Handlungsfähigkeit der jungen Welt soll durch Prozesse eingeschränkt werden
Von Denis Gabriel
An dieser Stelle berichten wir öfter über aktuelle Prozesse. In den vergangenen Tagen mußten wir uns allerdings mit so vielen juristischen Fragen beschäftigen, daß der Platz nicht reicht, alle Fälle zu nennen. Da meldete sich beispielsweise Axel Reitz aus Köln, bekannt als der »Hitler von Köln« und verlangt die Unterzeichnung einer Unterlassungserklärung und die Kosten für seinen Anwalt. Weil er nicht die Person sei, die gemeinhin als der »Hitler von Köln« gilt.

Seine Kameraden von der NPD dürfen schon mal einen Erfolg verbuchen. Das Amtsgericht Tiergarten stellte dem Geschäftsführer der jungen Welt, Dietmar Koschmieder, einen Strafbefehl zu, weil er einem »Amtsträger bei der Vornahme einer Diensthandlung mit Gewalt Widerstand« geleistet habe. Der Vorfall ereignete sich am 17. Juni 2011, als die Behörden bewußt und gezielt die NPD mit ihrem Bundesführer direkt vor dem Gebäude der jungen Welt in Berlin-Mitte aufmarschieren ließen. So ganz trocken blieb es dabei nicht, die Nazis zogen mit feuchten Hosen ab, obwohl es eigentlich nicht regnete. Die Behörden hatten an diesem Nachmittag Koschmieder bereits zweimal festgesetzt und dabei seine Personalien überprüft – seine Legitimierung als Journalist durch den Presseausweis beeindruckte sie wenig.
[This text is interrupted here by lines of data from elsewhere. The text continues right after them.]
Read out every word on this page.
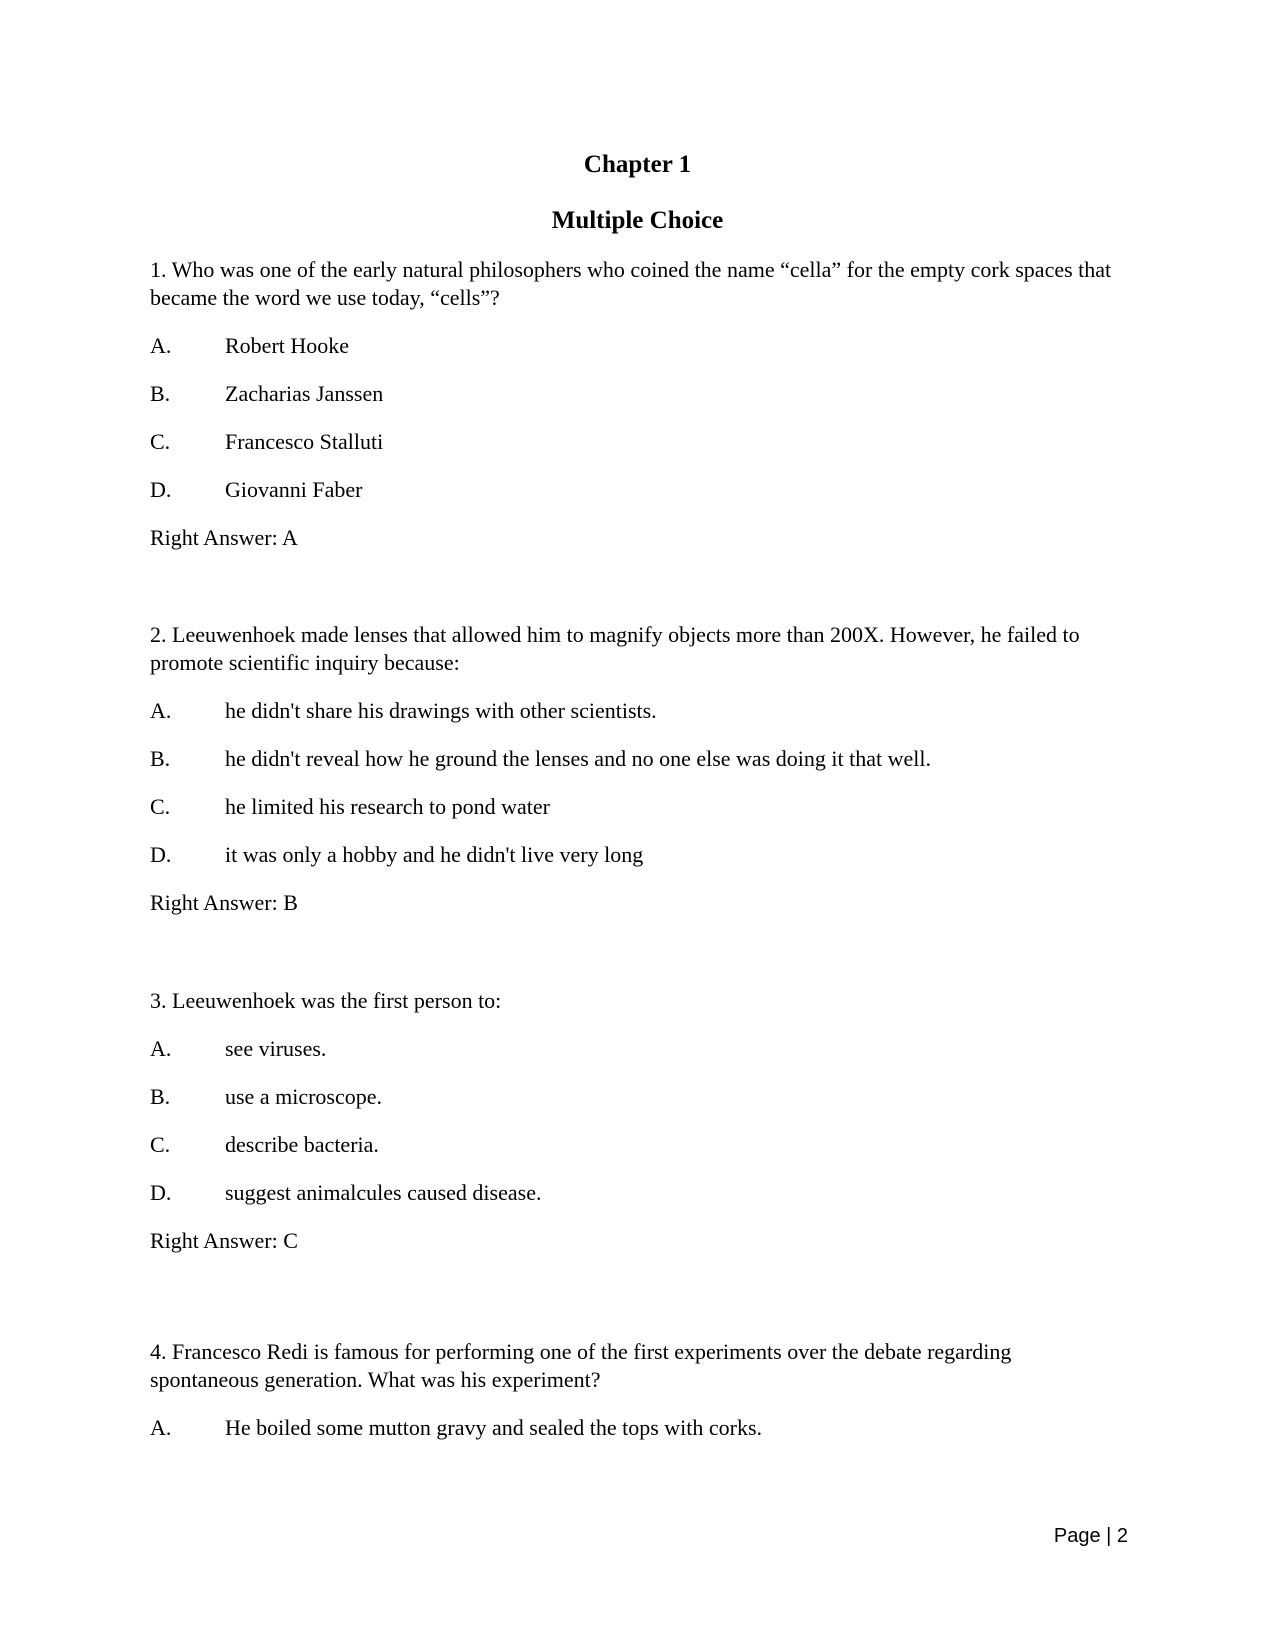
Chapter 1
Multiple Choice

1. Who was one of the early natural philosophers who coined the name “cella” for the empty cork spaces that became the word we use today, “cells”?

A.	Robert Hooke
B.	Zacharias Janssen
C.	Francesco Stalluti
D.	Giovanni Faber
Right Answer: A

2. Leeuwenhoek made lenses that allowed him to magnify objects more than 200X. However, he failed to promote scientific inquiry because:

A.	he didn't share his drawings with other scientists.
B.	he didn't reveal how he ground the lenses and no one else was doing it that well.
C.	he limited his research to pond water
D.	it was only a hobby and he didn't live very long
Right Answer: B

3. Leeuwenhoek was the first person to:

A.	see viruses.
B.	use a microscope.
C.	describe bacteria.
D.	suggest animalcules caused disease.
Right Answer: C

4. Francesco Redi is famous for performing one of the first experiments over the debate regarding spontaneous generation. What was his experiment?

A.	He boiled some mutton gravy and sealed the tops with corks.
Page | 2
Stunden nachdem die Nazis abgezogen waren, wurde der jW-Geschäftsführer ein drittes Mal festgesetzt und sollte ohne Angabe von Gründen und Absichten fortgeführt werden. Koschmieder verhielt sich völlig passiv. Trotzdem stellte der Amtsrichter einen Strafbefehl aus. Koschmieder hat Widerspruch dagegen eingelegt.
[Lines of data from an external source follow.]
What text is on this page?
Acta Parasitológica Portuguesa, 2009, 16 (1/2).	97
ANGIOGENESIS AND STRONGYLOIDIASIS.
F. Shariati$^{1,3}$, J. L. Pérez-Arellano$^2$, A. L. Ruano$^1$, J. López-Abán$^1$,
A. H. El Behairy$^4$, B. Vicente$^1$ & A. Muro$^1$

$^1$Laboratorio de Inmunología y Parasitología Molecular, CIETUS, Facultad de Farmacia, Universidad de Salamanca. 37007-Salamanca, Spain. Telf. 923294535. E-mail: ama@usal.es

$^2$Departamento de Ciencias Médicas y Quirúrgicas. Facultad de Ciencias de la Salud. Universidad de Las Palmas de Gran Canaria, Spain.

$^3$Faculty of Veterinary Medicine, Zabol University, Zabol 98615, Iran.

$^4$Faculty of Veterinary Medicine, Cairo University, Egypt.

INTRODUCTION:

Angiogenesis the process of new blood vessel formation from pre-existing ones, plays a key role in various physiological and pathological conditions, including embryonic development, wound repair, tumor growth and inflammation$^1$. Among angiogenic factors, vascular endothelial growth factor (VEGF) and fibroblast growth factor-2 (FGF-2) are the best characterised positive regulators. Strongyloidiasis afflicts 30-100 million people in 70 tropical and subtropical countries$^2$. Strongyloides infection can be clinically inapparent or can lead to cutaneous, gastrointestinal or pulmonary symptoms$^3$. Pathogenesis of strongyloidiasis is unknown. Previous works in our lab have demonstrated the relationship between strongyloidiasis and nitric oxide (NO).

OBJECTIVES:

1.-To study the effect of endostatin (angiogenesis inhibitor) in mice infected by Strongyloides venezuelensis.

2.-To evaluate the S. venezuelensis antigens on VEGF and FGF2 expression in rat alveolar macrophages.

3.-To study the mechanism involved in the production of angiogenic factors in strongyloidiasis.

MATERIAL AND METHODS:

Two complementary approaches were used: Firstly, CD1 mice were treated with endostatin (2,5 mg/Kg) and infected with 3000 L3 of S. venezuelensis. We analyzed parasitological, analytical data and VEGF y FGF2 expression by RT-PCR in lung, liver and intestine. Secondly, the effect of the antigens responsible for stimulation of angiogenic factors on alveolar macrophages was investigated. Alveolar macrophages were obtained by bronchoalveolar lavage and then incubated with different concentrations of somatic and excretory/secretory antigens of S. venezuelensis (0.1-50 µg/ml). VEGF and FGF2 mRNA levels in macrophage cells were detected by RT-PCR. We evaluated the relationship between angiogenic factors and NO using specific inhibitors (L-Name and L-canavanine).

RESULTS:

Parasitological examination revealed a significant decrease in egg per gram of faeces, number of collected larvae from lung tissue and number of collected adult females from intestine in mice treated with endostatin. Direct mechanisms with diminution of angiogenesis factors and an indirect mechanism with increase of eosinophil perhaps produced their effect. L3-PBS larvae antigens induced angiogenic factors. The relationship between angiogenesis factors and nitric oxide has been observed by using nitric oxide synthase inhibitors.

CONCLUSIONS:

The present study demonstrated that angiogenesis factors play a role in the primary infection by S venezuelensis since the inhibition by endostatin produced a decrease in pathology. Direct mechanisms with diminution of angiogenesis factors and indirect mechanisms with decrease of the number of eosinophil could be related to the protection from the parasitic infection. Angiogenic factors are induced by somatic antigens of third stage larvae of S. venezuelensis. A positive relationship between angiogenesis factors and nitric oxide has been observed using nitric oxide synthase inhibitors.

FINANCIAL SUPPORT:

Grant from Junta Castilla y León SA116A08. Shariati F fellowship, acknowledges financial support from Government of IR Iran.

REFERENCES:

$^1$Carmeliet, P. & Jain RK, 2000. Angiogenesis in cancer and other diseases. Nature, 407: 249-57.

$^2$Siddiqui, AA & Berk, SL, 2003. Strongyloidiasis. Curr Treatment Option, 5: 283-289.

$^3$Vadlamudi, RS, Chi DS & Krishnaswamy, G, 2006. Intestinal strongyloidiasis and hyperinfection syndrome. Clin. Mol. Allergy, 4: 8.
Außerdem soll der jW-Geschäftsführer für sechs Monate in den Knast oder die junge Welt 250000 Euro bezahlen, wenn diese wörtlich oder sinngemäß noch einmal verbreitet, daß der Mainzer Verleger A.T. ein »Stinkemann-Verleger« oder gar ein »Sackgesicht« sei. Nun sind diese Worte tatsächlich in einem Beitrag von Wiglaf Droste in der jungen Welt gefallen, allerdings im Rahmen eines satirischen Beitrags und im Rahmen einer schon seit einigen Jahren laufenden scharfen Auseinandersetzung um das Erbe des Schriftstellers Peter Hacks. Auch gegen die Verfügung des Landgerichts Mainz wurde Widerspruch eingelegt.
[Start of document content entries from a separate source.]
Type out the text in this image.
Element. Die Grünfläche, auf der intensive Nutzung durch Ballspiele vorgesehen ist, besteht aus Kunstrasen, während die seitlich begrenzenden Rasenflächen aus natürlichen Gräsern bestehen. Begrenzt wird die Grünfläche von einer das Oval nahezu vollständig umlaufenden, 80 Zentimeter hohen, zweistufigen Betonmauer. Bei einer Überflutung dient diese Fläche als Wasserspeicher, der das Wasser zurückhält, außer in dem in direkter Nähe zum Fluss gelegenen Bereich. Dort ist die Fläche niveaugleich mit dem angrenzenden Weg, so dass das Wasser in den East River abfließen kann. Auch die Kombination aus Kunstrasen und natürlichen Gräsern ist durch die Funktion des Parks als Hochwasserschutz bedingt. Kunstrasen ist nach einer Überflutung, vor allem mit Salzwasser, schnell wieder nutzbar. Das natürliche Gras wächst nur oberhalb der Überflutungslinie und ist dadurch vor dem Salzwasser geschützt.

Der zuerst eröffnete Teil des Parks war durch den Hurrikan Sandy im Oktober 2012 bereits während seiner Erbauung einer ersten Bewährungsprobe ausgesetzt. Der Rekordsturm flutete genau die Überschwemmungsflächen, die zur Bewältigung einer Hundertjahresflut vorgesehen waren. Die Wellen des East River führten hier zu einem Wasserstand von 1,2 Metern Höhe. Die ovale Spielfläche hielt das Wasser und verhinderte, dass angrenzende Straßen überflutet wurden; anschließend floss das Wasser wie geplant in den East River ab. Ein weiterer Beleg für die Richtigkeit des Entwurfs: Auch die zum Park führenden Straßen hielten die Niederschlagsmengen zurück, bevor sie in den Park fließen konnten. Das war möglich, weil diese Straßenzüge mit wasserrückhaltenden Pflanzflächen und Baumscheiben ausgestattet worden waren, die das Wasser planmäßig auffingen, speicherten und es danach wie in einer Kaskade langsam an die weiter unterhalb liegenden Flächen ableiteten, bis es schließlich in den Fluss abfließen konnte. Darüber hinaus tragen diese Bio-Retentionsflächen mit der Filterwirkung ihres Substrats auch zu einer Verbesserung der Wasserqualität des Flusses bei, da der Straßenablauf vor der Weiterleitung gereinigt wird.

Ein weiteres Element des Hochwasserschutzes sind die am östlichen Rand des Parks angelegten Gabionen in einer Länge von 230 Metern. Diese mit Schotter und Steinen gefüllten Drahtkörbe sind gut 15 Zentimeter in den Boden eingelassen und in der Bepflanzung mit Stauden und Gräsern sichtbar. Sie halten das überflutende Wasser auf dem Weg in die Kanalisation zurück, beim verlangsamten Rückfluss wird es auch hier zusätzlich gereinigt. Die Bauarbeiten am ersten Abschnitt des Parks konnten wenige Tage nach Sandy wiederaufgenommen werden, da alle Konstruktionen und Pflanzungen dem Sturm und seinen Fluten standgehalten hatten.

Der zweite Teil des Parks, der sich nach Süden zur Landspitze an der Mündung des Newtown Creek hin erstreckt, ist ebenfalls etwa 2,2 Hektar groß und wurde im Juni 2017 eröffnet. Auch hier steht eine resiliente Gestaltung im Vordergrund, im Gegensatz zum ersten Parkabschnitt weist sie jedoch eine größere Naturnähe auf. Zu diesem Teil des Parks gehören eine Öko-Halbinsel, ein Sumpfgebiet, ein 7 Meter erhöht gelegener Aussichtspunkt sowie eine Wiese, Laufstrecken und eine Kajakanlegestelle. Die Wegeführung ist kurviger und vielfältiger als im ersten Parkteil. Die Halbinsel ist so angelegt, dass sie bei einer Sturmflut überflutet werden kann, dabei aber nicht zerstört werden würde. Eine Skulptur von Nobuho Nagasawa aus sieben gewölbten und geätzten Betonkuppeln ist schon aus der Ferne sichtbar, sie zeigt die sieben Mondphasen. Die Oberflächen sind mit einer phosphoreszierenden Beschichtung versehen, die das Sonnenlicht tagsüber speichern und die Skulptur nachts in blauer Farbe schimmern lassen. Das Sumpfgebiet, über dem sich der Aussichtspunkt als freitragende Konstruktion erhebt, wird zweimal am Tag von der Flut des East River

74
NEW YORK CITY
Post gab es diese Woche außerdem vom Deutschen Presserat. Der mußte sich mit zwei Beschwerden über die junge Welt beschäftigen. Am 10.9.2011 veröffentlichte Wiglaf Droste einen satirischen Beitrag über den 10. Jahrestag der Anschläge auf das World Trade Center. Da seien sicher »provokante und zugespitzte Formulierungen« erkennbar, niemand sei aber in der Menschenwürde verletzt. »Das Gremium erkennt einen sachlichen Kern der Kritik in dem Beitrag«, argumentiert der Presserat und lehnt die Beschwerde ab. Die legendäre Titelseite vom und zum 13. August 1961 war ebenfalls Gegenstand von gleich mehreren Beschwerden an dieses Gremium. Die Beschwerdeführer sahen einen Verstoß gegen die guten Sitten, gar eine »Verunglimpfung der Opfer der deutschen Teilung«. Auch hier wies der Presserat auf den politischen Hintergrund in den Formulierungen hin. Die jW-Redaktion übe »Kritik daran, daß Hohenschönhausen in diversen Medien nicht mehr für einen Berliner Stadtteil stehe, sondern auf das örtliche Gefängnis reduziert« werde. Die Beschwerden wurden als unbegründet zurückgewiesen.

Jeder, der gegen die junge Welt juristisch vorgeht, sollte dabei bedenken, in welch illustrer Gesellschaft er sich befindet.